Общая кухня, общий коридор, туалет на улице. Здесь росла Надежда. Маленькая принцесса с большими планами. Главный из которых — не повторить судьбу матери.
Странная была мать у Надежды. Разговаривала вычурно. И казалась она Наде чужой. Спросит, бывало, Надя о ерунде какой-нибудь, в ответ получит целую проповедь: «Вот ты, Наденька, говоришь, что все знаешь, все понимаешь, только сказать тебе об этом затруднительно. Но в том-то и талант человеческий заключен, что талантливый человек и слово найдет, если он писатель, и открытие сделает, если он ученый. Всё в этом мире уже есть. С самого начала всё есть, смотри и думай: и летать человек начинает, глядя на стрекозу, и плавает, обучаясь у рыбы, и металлы делает, если в земле с умом покопается, и новые миры откроет, если фантазии хватит, когда за отдыхом, глядя на звезды, прислушается к своему сердцу и поверит тому предчувствию».

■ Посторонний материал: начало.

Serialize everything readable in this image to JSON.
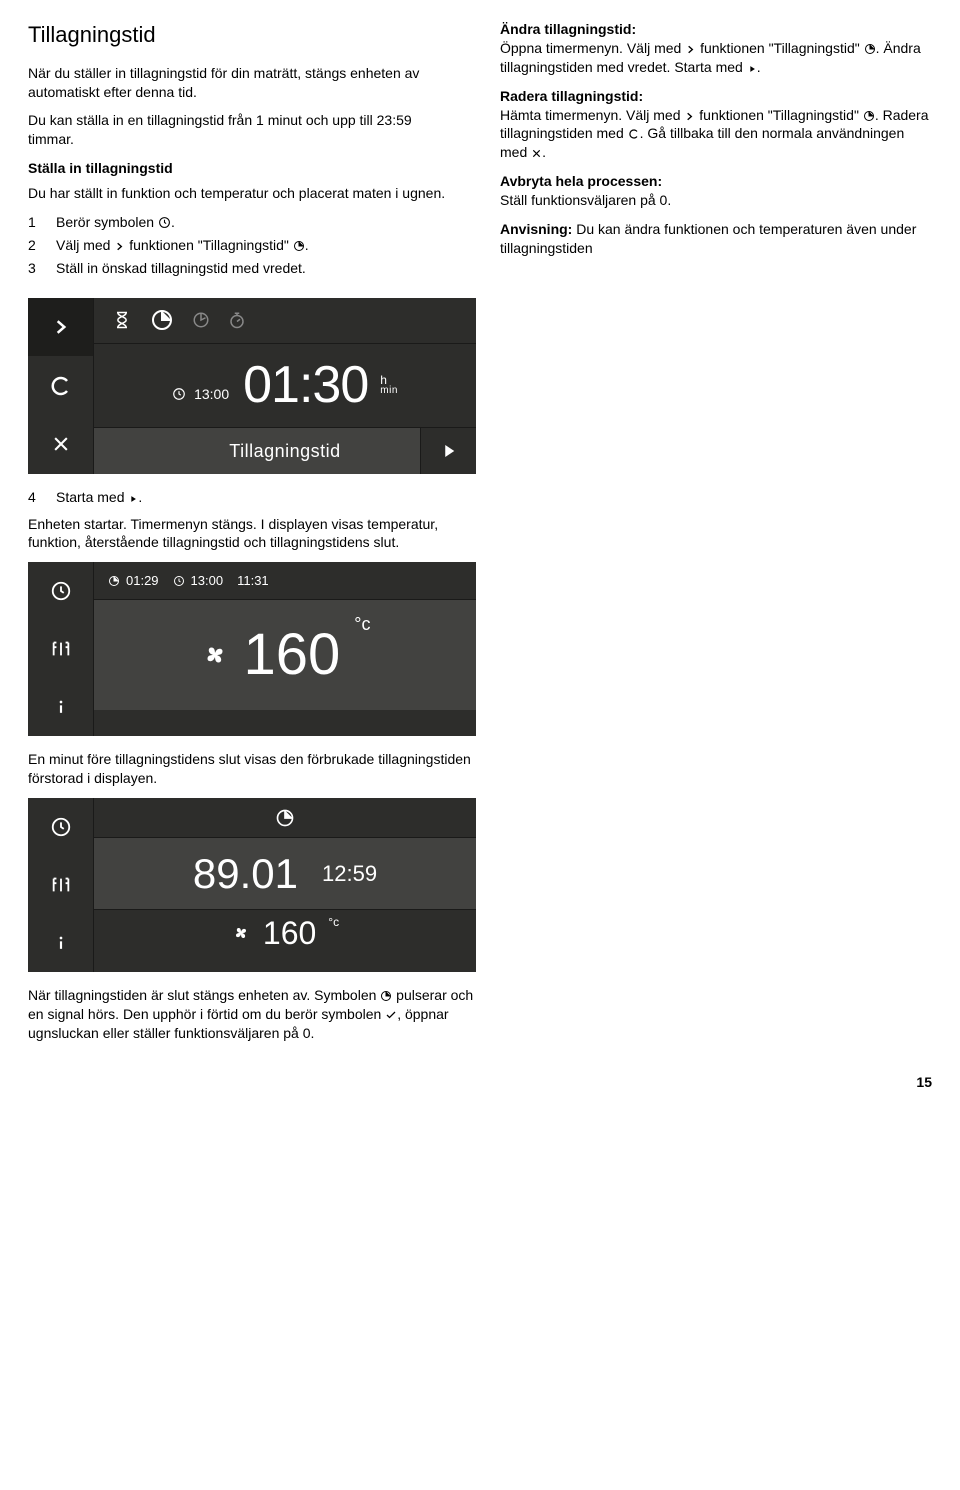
{
  "page_number": "15",
  "left": {
    "title": "Tillagningstid",
    "p1": "När du ställer in tillagningstid för din maträtt, stängs enheten av automatiskt efter denna tid.",
    "p2": "Du kan ställa in en tillagningstid från 1 minut och upp till 23:59 timmar.",
    "sub1": "Ställa in tillagningstid",
    "p3": "Du har ställt in funktion och temperatur och placerat maten i ugnen.",
    "step1num": "1",
    "step1a": "Berör symbolen ",
    "step1b": ".",
    "step2num": "2",
    "step2a": "Välj med ",
    "step2b": " funktionen \"Tillagningstid\" ",
    "step2c": ".",
    "step3num": "3",
    "step3": "Ställ in önskad tillagningstid med vredet.",
    "step4num": "4",
    "step4a": "Starta med ",
    "step4b": ".",
    "p4": "Enheten startar. Timermenyn stängs. I displayen visas temperatur, funktion, återstående tillagningstid och tillagningstidens slut.",
    "p5": "En minut före tillagningstidens slut visas den förbrukade tillagningstiden förstorad i displayen.",
    "p6a": "När tillagningstiden är slut stängs enheten av. Symbolen ",
    "p6b": " pulserar och en signal hörs. Den upphör i förtid om du berör symbolen ",
    "p6c": ", öppnar ugnsluckan eller ställer funktionsväljaren på 0."
  },
  "right": {
    "r1head": "Ändra tillagningstid:",
    "r1a": "Öppna timermenyn. Välj med ",
    "r1b": " funktionen \"Tillagningstid\" ",
    "r1c": ". Ändra tillagningstiden med vredet. Starta med ",
    "r1d": ".",
    "r2head": "Radera tillagningstid:",
    "r2a": "Hämta timermenyn. Välj med ",
    "r2b": " funktionen \"Tillagningstid\" ",
    "r2c": ". Radera tillagningstiden med ",
    "r2d": ". Gå tillbaka till den normala användningen med ",
    "r2e": ".",
    "r3head": "Avbryta hela processen:",
    "r3": "Ställ funktionsväljaren på 0.",
    "r4head": "Anvisning: ",
    "r4": "Du kan ändra funktionen och temperaturen även under tillagningstiden"
  },
  "panel1": {
    "smalltime": "13:00",
    "bigtime": "01:30",
    "unit_h": "h",
    "unit_min": "min",
    "label": "Tillagningstid"
  },
  "panel2": {
    "t1": "01:29",
    "t2": "13:00",
    "t3": "11:31",
    "temp": "160",
    "deg": "°c"
  },
  "panel3": {
    "elapsed": "89.01",
    "endtime": "12:59",
    "temp": "160",
    "deg": "°c"
  }
}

Надя слушала свою мать как сказочницу, наблюдая с ехидством, как та штопала ночами чулки и перелицовывала для дочери бабушкино пальто…
Напротив бараков возвышались фасады кирпичных складов с чугунными решетками, глубокими подвалами и длинными коридорами. В этих-то коридорах и размещались многочисленные семьи, образуя сплоченное коммунальное братство с комендантом, дежурствами и дисциплиной. Братство объединило поколения, сословия, и национальности. В еврейской семье росла Настя, в польской — Лена. Дружили эти девчонки крепко и назойливо, внося такую суету в коридорный распорядок, что соседям хотелось разлучить их. Хоть ненадолго. Как бы не так! Воспринималось посягательство на их дружбу как несправедливое наказание, и были слезы, вопли и неприкрытый детский шантаж, который никак не хотел понимать отец Насти. Этот простодушный еврей носил фамилию, блуждающую из анекдота в анекдот, — Рабинович.
Поражала в Рабиновиче незыблемая преданность своей вере, традициям и устоям.
— Мы подарили человечеству ваш «Ветхий Завет». Или вам мало? — Рабинович перечислял вновь и вновь заповеди Моисеевых скрижалей, сетовал на бестолковость людей, не понимающих предназначение евреев, а потому не умеющих их правильно ценить.
Николай, не скрывая ухмылки, отсылал Рабиновича к «Новому Завету», к другим заповедям. Пытался доказать изменяемость морали в сторону гуманности и терпения:
— Смотри, дорогой, как меняются Законы. Было «око за око», стало «ударили по щеке, подставь другую». Разве не умнее стало? Только так и можно остановиться и в гневе, и в неправедности.